Fudge the Schedule to Minimize Project Risk: Terps–even the good ones–are notorious for being on “local time”, which for a patrol means one hour later than you told them you were leaving.  The good part about this is that it’s way better than true local time, which has a margin of error of a week and a half.  In order to keep from being late, always tell the terps when you’ll need them an hour and a half before you really do, then check up on them every half hour or so.  Out on patrol, I would cut that margin down to half an hour because they didn’t have all the typical distractions to make them late.

Talk Slowly, Avoid Complex Sentences: The first skill to learn when using terps is to say things that their understanding of English can handle.  When they’re doing their job for you, simple sentences works best.  I know I’m walking down the road of heresy, but this is where quantitative risk assessment done poorly doesn’t work for me because now I something that’s entirely too complex to interpret to the non-IT crowd.  In fact, it probably is worse than no risk assessment at all because it comes accross as “consultantspeak” with no tangible link back to reality.

Put Your Resources Where the Greatest Risk Is: To a vehicle patrol out in the desert, most of the action happens at the front of the patrol.  That’s where you need a terp.  That way, the small stuff, such as asking a local farmer to move his goats and sheep out of the road so you can drive through, stays small–without a terp up front, a 2-minute conversation becomes 15 minutes of hassle as you first have to get the terp up to the front of the patrol then tell them what’s going on.

Pigs, Chicken, and Roadside Bombs: We all know the story about how in the eggs and bacon breakfast, the chicken is a participant but the pig is committed.  Well, when I go on a patrol with a terp, I want them to be committed.  That means riding in the front vehicle with me.  It’s my “poison pill” defense in knowing that if my terp tipped off the Taliban and they blow up the lead vehicle with me in it, at least they would also get the terp.  A little bit of risk-sharing in a venture goes a long way at getting honesty out of people.

Share Risk in a Culturally-Acceptable Way: Our terps would balk at the idea of riding in the front vehicle most of the time.  I don’t blame them, it’s the vehicle most likely to be turned into 2 tons of slag metal thanks to pressure plates hooked up to IEDs.  The typical American response is something along the lines of “It’s your country, you’re riding up front with me so if I get blown up, you do to”.  Yes, I share that ideal, but the Afghanis don’t understand country loyalties, the only thing they understand is their tribe, their village, and their family.  The Guerilla-CISO method here is to get down inside their heads by saying “Come ride with me, if we die, we die together like brothers”.  You’re saying the same thing basically but you’re framing it in a cultural context that they can’t say no to.
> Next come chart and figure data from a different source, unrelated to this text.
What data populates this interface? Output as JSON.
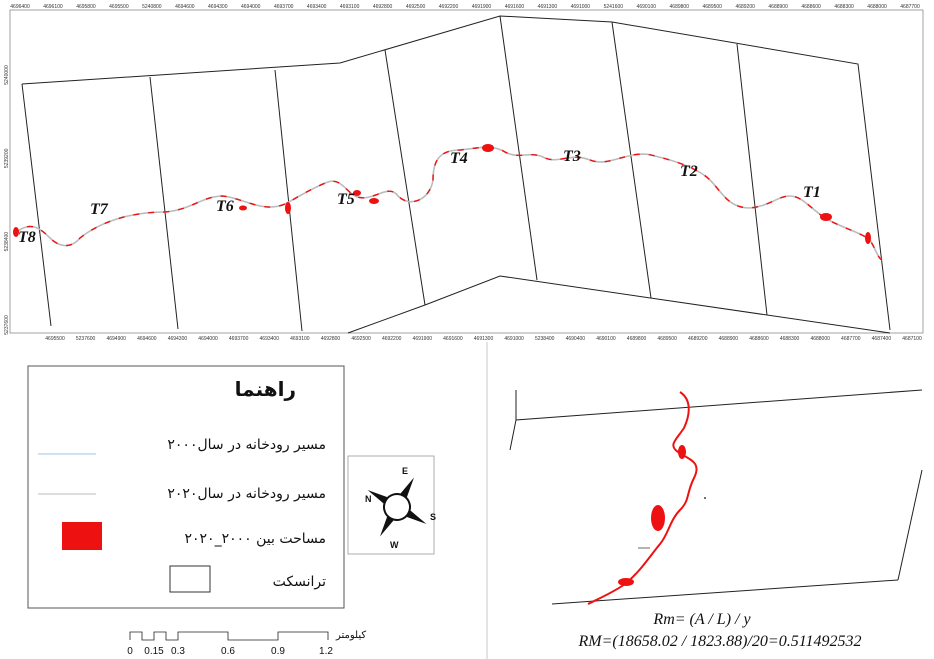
{
  "top_ticks": [
    "4696400",
    "4696100",
    "4695800",
    "4695500",
    "5240800",
    "4694600",
    "4694300",
    "4694000",
    "4693700",
    "4693400",
    "4693100",
    "4692800",
    "4692500",
    "4692200",
    "4691900",
    "4691600",
    "4691300",
    "4691000",
    "5241600",
    "4690100",
    "4689800",
    "4689500",
    "4689200",
    "4688900",
    "4688600",
    "4688300",
    "4688000",
    "4687700"
  ],
  "bottom_ticks": [
    "4695500",
    "5237600",
    "4694900",
    "4694600",
    "4694300",
    "4694000",
    "4693700",
    "4693400",
    "4693100",
    "4692800",
    "4692500",
    "4692200",
    "4691900",
    "4691600",
    "4691300",
    "4691000",
    "5238400",
    "4690400",
    "4690100",
    "4689800",
    "4689500",
    "4689200",
    "4688900",
    "4688600",
    "4688300",
    "4688000",
    "4687700",
    "4687400",
    "4687100"
  ],
  "left_ticks": [
    "5240000",
    "5239200",
    "5238400",
    "5237600"
  ],
  "transects": [
    "T1",
    "T2",
    "T3",
    "T4",
    "T5",
    "T6",
    "T7",
    "T8"
  ],
  "legend": {
    "title": "راهنما",
    "items": [
      {
        "label": "مسیر رودخانه در سال۲۰۰۰",
        "symbol": "line",
        "color": "#9ec9e8"
      },
      {
        "label": "مسیر رودخانه در سال۲۰۲۰",
        "symbol": "line",
        "color": "#bbbbbb"
      },
      {
        "label": "مساحت بین ۲۰۰۰_۲۰۲۰",
        "symbol": "fill",
        "color": "#ee1111"
      },
      {
        "label": "ترانسکت",
        "symbol": "box",
        "color": "#ffffff"
      }
    ]
  },
  "compass": {
    "n": "N",
    "e": "E",
    "s": "S",
    "w": "W"
  },
  "scale": {
    "unit": "کیلومتر",
    "labels": [
      "0",
      "0.15",
      "0.3",
      "0.6",
      "0.9",
      "1.2"
    ]
  },
  "formula": {
    "line1": "Rm= (A / L) / y",
    "line2": "RM=(18658.02 / 1823.88)/20=0.511492532"
  },
  "colors": {
    "river": "#bbbbbb",
    "change_area": "#ee1111",
    "transect": "#222222"
  }
}
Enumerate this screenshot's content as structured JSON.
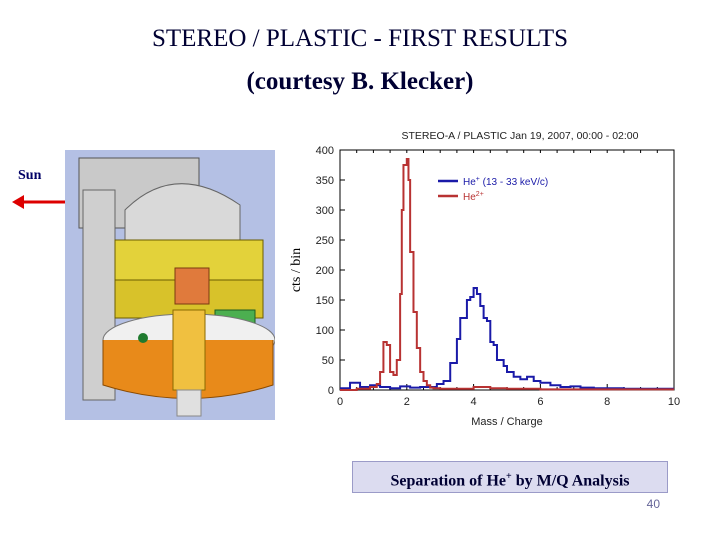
{
  "slide": {
    "title": "STEREO / PLASTIC - FIRST RESULTS",
    "subtitle": "(courtesy B. Klecker)",
    "sun_label": "Sun",
    "caption_pre": "Separation of He",
    "caption_sup": "+",
    "caption_post": " by M/Q Analysis",
    "page_number": "40",
    "colors": {
      "title": "#000033",
      "arrow": "#dd0000",
      "caption_bg": "#dcdcf0"
    }
  },
  "instrument_image": {
    "icon": "instrument-cutaway-icon"
  },
  "chart_data": {
    "type": "line",
    "title": "STEREO-A / PLASTIC Jan 19, 2007, 00:00 - 02:00",
    "xlabel": "Mass / Charge",
    "ylabel": "cts / bin",
    "xlim": [
      0,
      10
    ],
    "ylim": [
      0,
      400
    ],
    "xticks": [
      "0",
      "2",
      "4",
      "6",
      "8",
      "10"
    ],
    "yticks": [
      "0",
      "50",
      "100",
      "150",
      "200",
      "250",
      "300",
      "350",
      "400"
    ],
    "legend": "top-right",
    "series": [
      {
        "name": "He+ (13 - 33 keV/c)",
        "legend_main": "He",
        "legend_sup": "+",
        "legend_rest": " (13 - 33 keV/c)",
        "color": "#1a1aa8",
        "x": [
          0.0,
          0.3,
          0.6,
          0.9,
          1.2,
          1.5,
          1.8,
          2.1,
          2.4,
          2.7,
          2.9,
          3.1,
          3.3,
          3.5,
          3.6,
          3.7,
          3.8,
          3.9,
          4.0,
          4.1,
          4.2,
          4.3,
          4.4,
          4.5,
          4.6,
          4.7,
          4.8,
          4.9,
          5.0,
          5.2,
          5.4,
          5.6,
          5.8,
          6.0,
          6.3,
          6.6,
          6.9,
          7.2,
          7.6,
          8.0,
          8.5,
          9.0,
          9.5,
          10.0
        ],
        "y": [
          3,
          12,
          5,
          8,
          5,
          3,
          6,
          4,
          5,
          5,
          10,
          15,
          45,
          85,
          120,
          120,
          150,
          155,
          170,
          160,
          140,
          120,
          115,
          80,
          75,
          50,
          50,
          40,
          30,
          22,
          18,
          22,
          15,
          12,
          8,
          5,
          6,
          4,
          3,
          3,
          2,
          2,
          2,
          2
        ]
      },
      {
        "name": "He2+",
        "legend_main": "He",
        "legend_sup": "2+",
        "legend_rest": "",
        "color": "#b83232",
        "x": [
          0.0,
          0.5,
          0.9,
          1.1,
          1.2,
          1.3,
          1.4,
          1.5,
          1.6,
          1.7,
          1.8,
          1.85,
          1.9,
          2.0,
          2.05,
          2.1,
          2.2,
          2.3,
          2.4,
          2.5,
          2.6,
          2.7,
          2.8,
          3.0,
          3.4,
          4.0,
          4.5,
          5.0,
          6.0,
          7.0,
          8.0,
          9.0,
          10.0
        ],
        "y": [
          0,
          2,
          5,
          10,
          30,
          80,
          75,
          30,
          25,
          50,
          160,
          300,
          375,
          385,
          350,
          230,
          130,
          70,
          30,
          15,
          8,
          4,
          3,
          2,
          2,
          5,
          3,
          2,
          1,
          1,
          1,
          1,
          1
        ]
      }
    ]
  }
}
Reward People Willing to Embrace Your Risks: One of the ways that I was effective in dealing with the terps was that I would check in occassionally to see if they were doing alright during down-time from missions.  They would show me some Bollywood movies dubbed into Pashto, I would give them fatty American foods (Little Debbie FTW!).  They would play their music.  I would make fun of their music and amaze them because they never figured out how I knew that the song had drums, a stringed instrument, and somebody singing (hey, all their favorite songs have that).  They would share their “foot bread” (the bread is stamped flat by people walking on it before it’s cooked, I was too scared to ask if they washed their feet first) with me.  I would teach them how to say “Barbara (their assignment scheduler back on an airbase) was a <censored> for putting them out in the middle of nowhere on this assignment” and other savory phrases.  These forays weren’t for my own enjoyment, but to build rapport with the terps so that they would understand when I would give them some risk management love, Guerilla-CISO style.